Written by Paris Volpe
Digital Media Intern
Since I began attending the Brightwood after-school writing sessions, I’ve been working on my own poetry. It’s been awhile since I learned about similes and metaphors, so I decided to take full advantage of Monday’s DC SCORES lesson and tuned in for a refresher course.
I am DC SCORES. Hear me roar — Well, it’s a work in progress.
The “All About Me” poetry lesson begins with the mechanics of similes. The curriculum is designed to engage the students in comparative thinking. Coach Rachel Rosenberg writes on the board, “He is cold as ice,” and the students begin to interpret this simile.
After dissecting the phrase, the lesson moves on to metaphors and the room erupts. The classroom of Brightwood Panthers transforms into a room of otters, eagles, dolphins, cheetahs and the like.
There is even a hyena sitting right next to me. “I am a hyena because I like to laugh really loud,” says Hikma H.
“I am a dolphin because I know how to dive!” says Alazar T.
The metaphors come from every stretch of the imagination.
As a transition to writing, the students listen to a few example “I Am” poems. They discuss what they interpret as the meaning of each poem. Coach Shannon Nelson then begins to read a list of questions as a starting point for the students’ own “I Am” poems.
If you were a color, which one would you be?

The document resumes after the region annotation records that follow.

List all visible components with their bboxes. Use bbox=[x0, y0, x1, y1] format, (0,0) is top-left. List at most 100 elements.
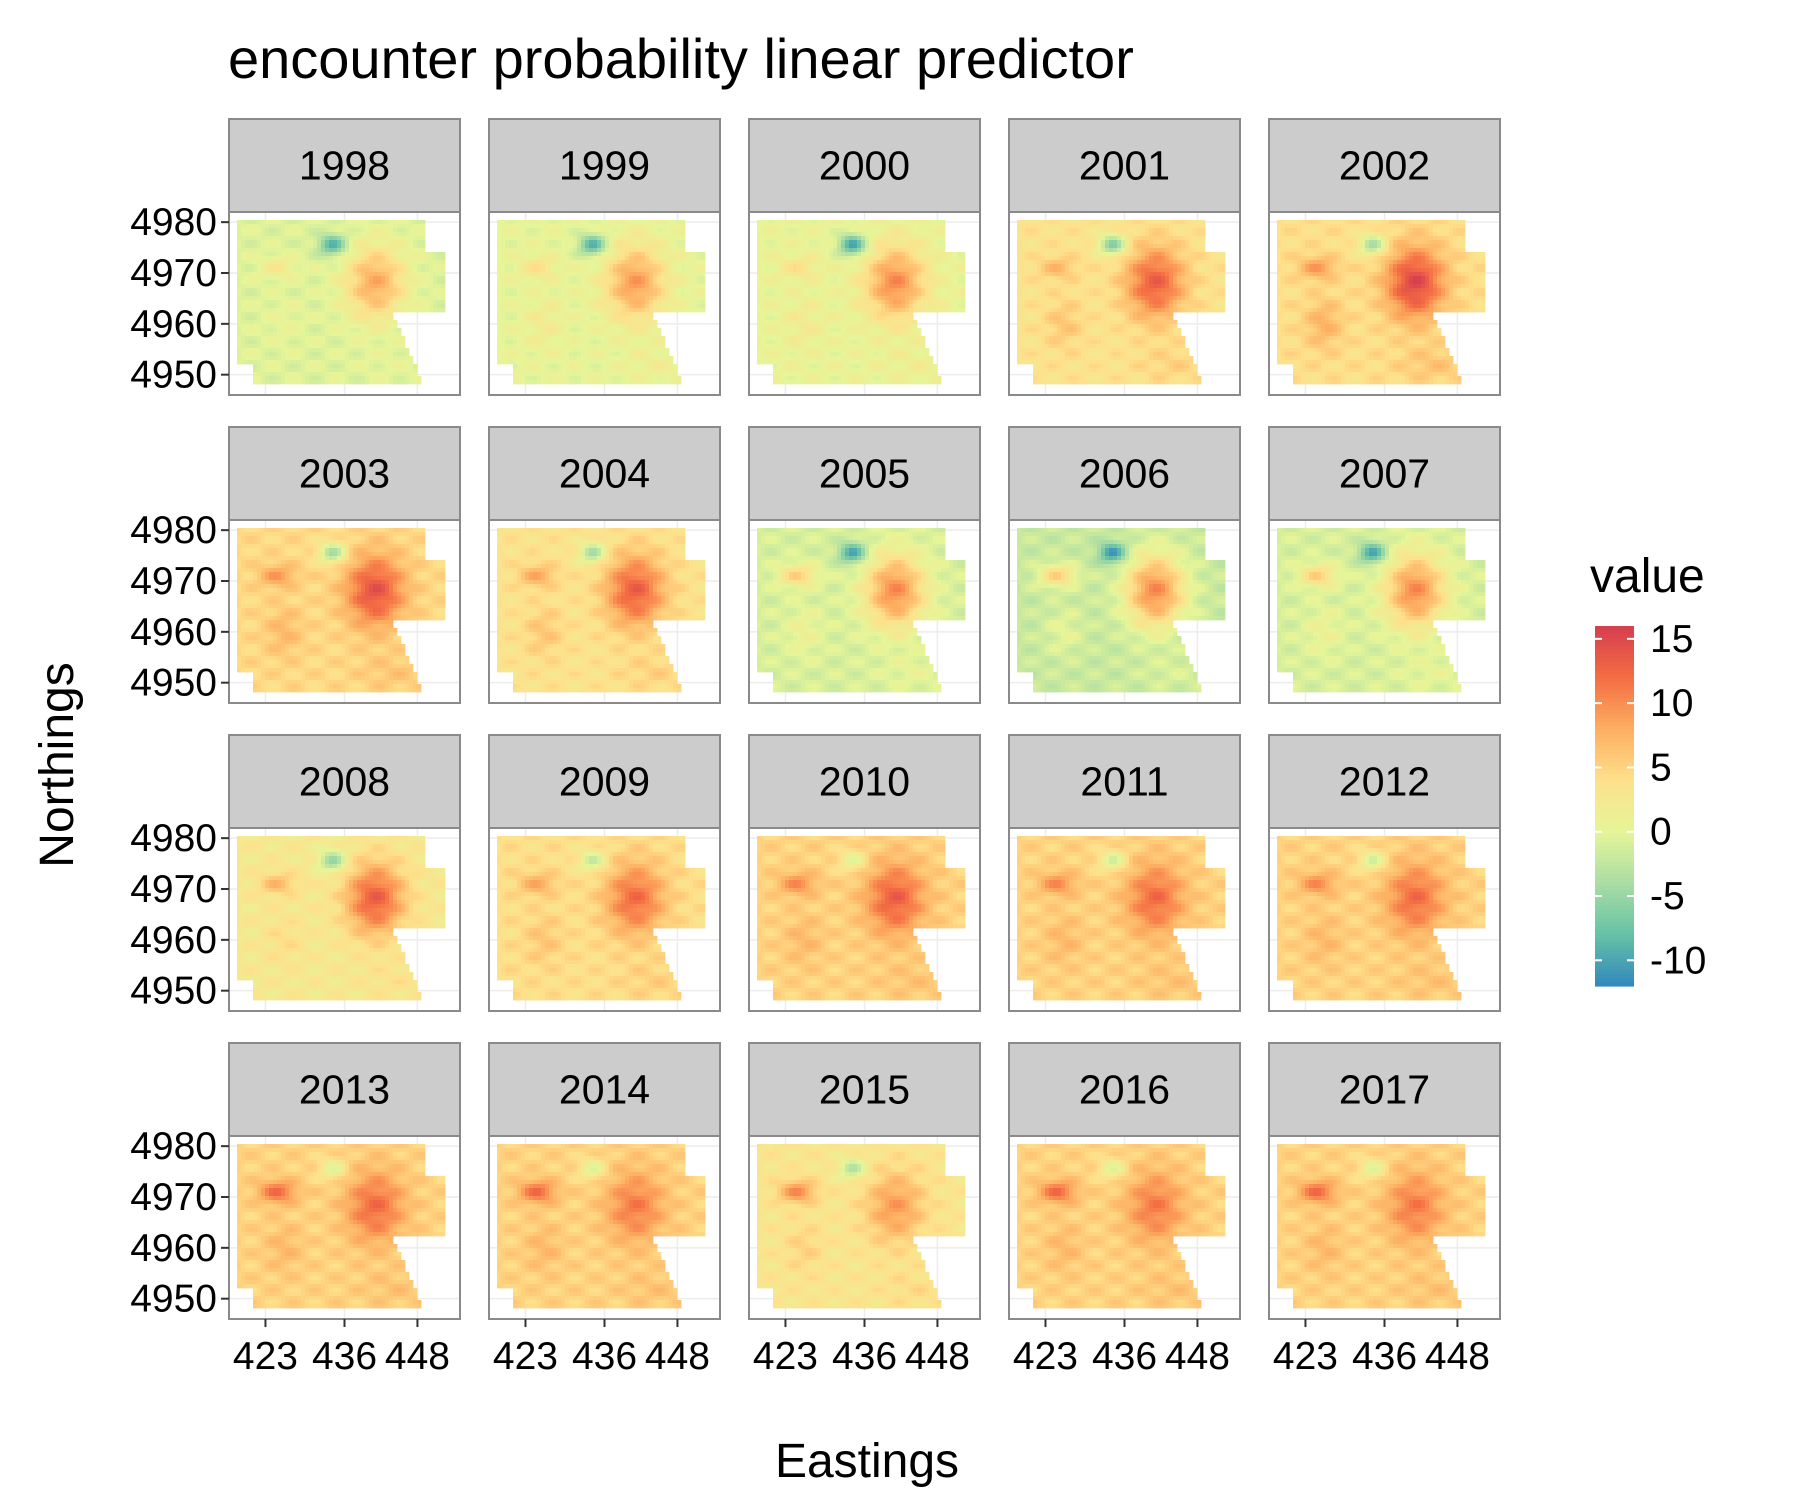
heatmap-cell bbox=[353, 244, 358, 249]
heatmap-cell bbox=[277, 316, 282, 321]
heatmap-cell bbox=[893, 240, 898, 245]
heatmap-cell bbox=[553, 336, 558, 341]
heatmap-cell bbox=[769, 236, 774, 241]
heatmap-cell bbox=[337, 376, 342, 381]
heatmap-cell bbox=[253, 368, 258, 373]
heatmap-cell bbox=[693, 296, 698, 301]
heatmap-cell bbox=[525, 340, 530, 345]
heatmap-cell bbox=[349, 240, 354, 245]
heatmap-cell bbox=[425, 276, 430, 281]
heatmap-cell bbox=[513, 236, 518, 241]
heatmap-cell bbox=[397, 300, 402, 305]
heatmap-cell bbox=[697, 276, 702, 281]
heatmap-cell bbox=[617, 340, 622, 345]
heatmap-cell bbox=[765, 288, 770, 293]
heatmap-cell bbox=[257, 300, 262, 305]
heatmap-cell bbox=[249, 232, 254, 237]
heatmap-cell bbox=[625, 252, 630, 257]
heatmap-cell bbox=[813, 300, 818, 305]
heatmap-cell bbox=[857, 244, 862, 249]
heatmap-cell bbox=[413, 272, 418, 277]
heatmap-cell bbox=[549, 236, 554, 241]
heatmap-cell bbox=[765, 296, 770, 301]
heatmap-cell bbox=[637, 252, 642, 257]
heatmap-cell bbox=[373, 224, 378, 229]
heatmap-cell bbox=[285, 348, 290, 353]
heatmap-cell bbox=[637, 360, 642, 365]
heatmap-cell bbox=[273, 252, 278, 257]
heatmap-cell bbox=[909, 296, 914, 301]
heatmap-cell bbox=[873, 236, 878, 241]
heatmap-cell bbox=[917, 308, 922, 313]
heatmap-cell bbox=[321, 360, 326, 365]
heatmap-cell bbox=[377, 332, 382, 337]
heatmap-cell bbox=[505, 236, 510, 241]
heatmap-cell bbox=[313, 380, 318, 385]
heatmap-cell bbox=[673, 284, 678, 289]
heatmap-cell bbox=[793, 300, 798, 305]
heatmap-cell bbox=[341, 272, 346, 277]
heatmap-cell bbox=[929, 232, 934, 237]
heatmap-cell bbox=[505, 220, 510, 225]
heatmap-cell bbox=[601, 264, 606, 269]
heatmap-cell bbox=[357, 300, 362, 305]
heatmap-cell bbox=[553, 296, 558, 301]
heatmap-cell bbox=[885, 268, 890, 273]
heatmap-cell bbox=[433, 284, 438, 289]
heatmap-cell bbox=[341, 300, 346, 305]
heatmap-cell bbox=[837, 280, 842, 285]
heatmap-cell bbox=[573, 220, 578, 225]
heatmap-cell bbox=[269, 236, 274, 241]
heatmap-cell bbox=[829, 264, 834, 269]
heatmap-cell bbox=[649, 364, 654, 369]
heatmap-cell bbox=[245, 272, 250, 277]
heatmap-cell bbox=[661, 304, 666, 309]
heatmap-cell bbox=[405, 308, 410, 313]
heatmap-cell bbox=[633, 284, 638, 289]
heatmap-cell bbox=[313, 328, 318, 333]
heatmap-cell bbox=[833, 304, 838, 309]
heatmap-cell bbox=[365, 300, 370, 305]
heatmap-cell bbox=[437, 256, 442, 261]
heatmap-cell bbox=[633, 276, 638, 281]
heatmap-cell bbox=[321, 356, 326, 361]
heatmap-cell bbox=[957, 288, 962, 293]
heatmap-cell bbox=[281, 284, 286, 289]
heatmap-cell bbox=[777, 276, 782, 281]
heatmap-cell bbox=[277, 272, 282, 277]
heatmap-cell bbox=[589, 332, 594, 337]
heatmap-cell bbox=[381, 380, 386, 385]
heatmap-cell bbox=[665, 300, 670, 305]
heatmap-cell bbox=[337, 252, 342, 257]
heatmap-cell bbox=[249, 260, 254, 265]
heatmap-cell bbox=[257, 376, 262, 381]
heatmap-cell bbox=[829, 228, 834, 233]
heatmap-cell bbox=[861, 224, 866, 229]
heatmap-cell bbox=[369, 360, 374, 365]
heatmap-cell bbox=[629, 316, 634, 321]
heatmap-cell bbox=[581, 364, 586, 369]
heatmap-cell bbox=[289, 380, 294, 385]
heatmap-cell bbox=[905, 220, 910, 225]
heatmap-cell bbox=[625, 308, 630, 313]
heatmap-cell bbox=[637, 264, 642, 269]
heatmap-cell bbox=[525, 232, 530, 237]
heatmap-cell bbox=[305, 312, 310, 317]
heatmap-cell bbox=[297, 324, 302, 329]
heatmap-cell bbox=[625, 220, 630, 225]
heatmap-cell bbox=[309, 300, 314, 305]
heatmap-cell bbox=[289, 332, 294, 337]
heatmap-cell bbox=[317, 332, 322, 337]
heatmap-cell bbox=[345, 276, 350, 281]
heatmap-cell bbox=[361, 300, 366, 305]
heatmap-cell bbox=[697, 264, 702, 269]
heatmap-cell bbox=[617, 288, 622, 293]
heatmap-cell bbox=[413, 228, 418, 233]
heatmap-cell bbox=[805, 264, 810, 269]
heatmap-cell bbox=[421, 228, 426, 233]
heatmap-cell bbox=[557, 292, 562, 297]
heatmap-cell bbox=[577, 300, 582, 305]
heatmap-cell bbox=[853, 296, 858, 301]
heatmap-cell bbox=[617, 372, 622, 377]
heatmap-cell bbox=[429, 300, 434, 305]
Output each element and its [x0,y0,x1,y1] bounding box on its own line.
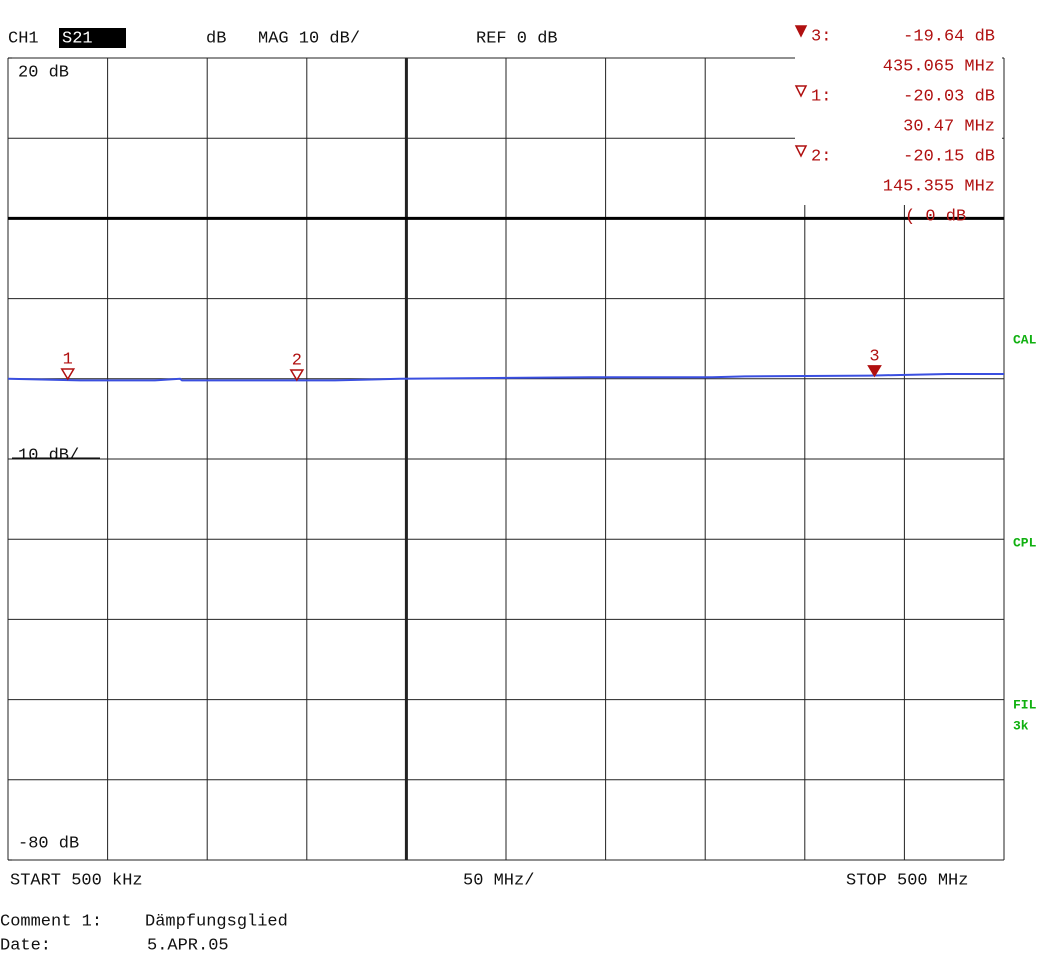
y-scale-label: 10 dB/ [18,446,79,465]
readout-freq: 145.355 MHz [883,177,995,196]
side-label: 3k [1013,718,1029,733]
readout-value: -20.15 dB [903,147,995,166]
y-tick-label: 20 dB [18,63,69,82]
parameter: S21 [62,29,93,48]
readout-icon [794,145,808,158]
marker [289,369,305,382]
side-label: CAL [1013,332,1037,347]
comment-label: Comment 1: [0,912,102,931]
trace [7,372,1004,382]
x-start-label: START 500 kHz [10,871,143,890]
format-unit: dB [206,29,226,48]
y-tick-label: -80 dB [18,834,79,853]
ref-label: REF 0 dB [476,29,558,48]
readout-icon [794,85,808,98]
readout-name: 1: [811,87,831,106]
marker [867,365,882,378]
ref-marker-label: ( 0 dB [905,207,966,226]
readout-value: -20.03 dB [903,87,995,106]
side-label: FIL [1013,697,1037,712]
marker [60,368,76,381]
readout-value: -19.64 dB [903,27,995,46]
parameter-highlight [59,28,126,48]
readout-icon [794,25,808,38]
x-scale-label: 50 MHz/ [463,871,534,890]
scale-label: MAG 10 dB/ [258,29,360,48]
date-text: 5.APR.05 [147,936,229,955]
channel: CH1 [8,29,39,48]
readout-panel [795,20,1002,205]
comment-text: Dämpfungsglied [145,912,288,931]
readout-name: 3: [811,27,831,46]
date-label: Date: [0,936,51,955]
side-label: CPL [1013,535,1037,550]
readout-name: 2: [811,147,831,166]
readout-freq: 30.47 MHz [903,117,995,136]
marker-label: 3 [869,347,879,366]
x-stop-label: STOP 500 MHz [846,871,968,890]
marker-label: 2 [292,351,302,370]
marker-label: 1 [63,351,73,370]
readout-freq: 435.065 MHz [883,57,995,76]
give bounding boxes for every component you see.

If you were a food, what would you be?
What if you were a shape?
A musical instrument?
What do you like about yourself?
What are you proud of?
What are three things you hope for?
The students’ answers are eclectic and the room transforms once again. We are now a room of purples, reds, apples, triangles, drums, proud athletes, future authors, doctors, singers, dancers, believers, dreamers.
“Where will I be in 20 years? What will I be doing? Where will I be working?” Betelihem G. asks me emphatically, as if I am Pandora’s box holding all her answers. “That is entirely up to you,” I tell her.
She pauses to consider this for a moment. I can tell her thoughts are dramatic as she searches for an answer to the question. “I’ll be running my own game show,” she says finally. Her direction in life is unbounded, but for right now, this is a wonderful prediction.
“These are tough questions,” says Carlos G. while staring at his full journal page. And he’s right. The activity challenges the students to think about themselves in an alternative light. At this time, they are no longer simple beings. They are complex individuals with infinite dimensions.
The Power of Poetry is transcendent at Brightwood, especially when students are given chances like these to celebrate who they are.
And the season is still young. Much more to come!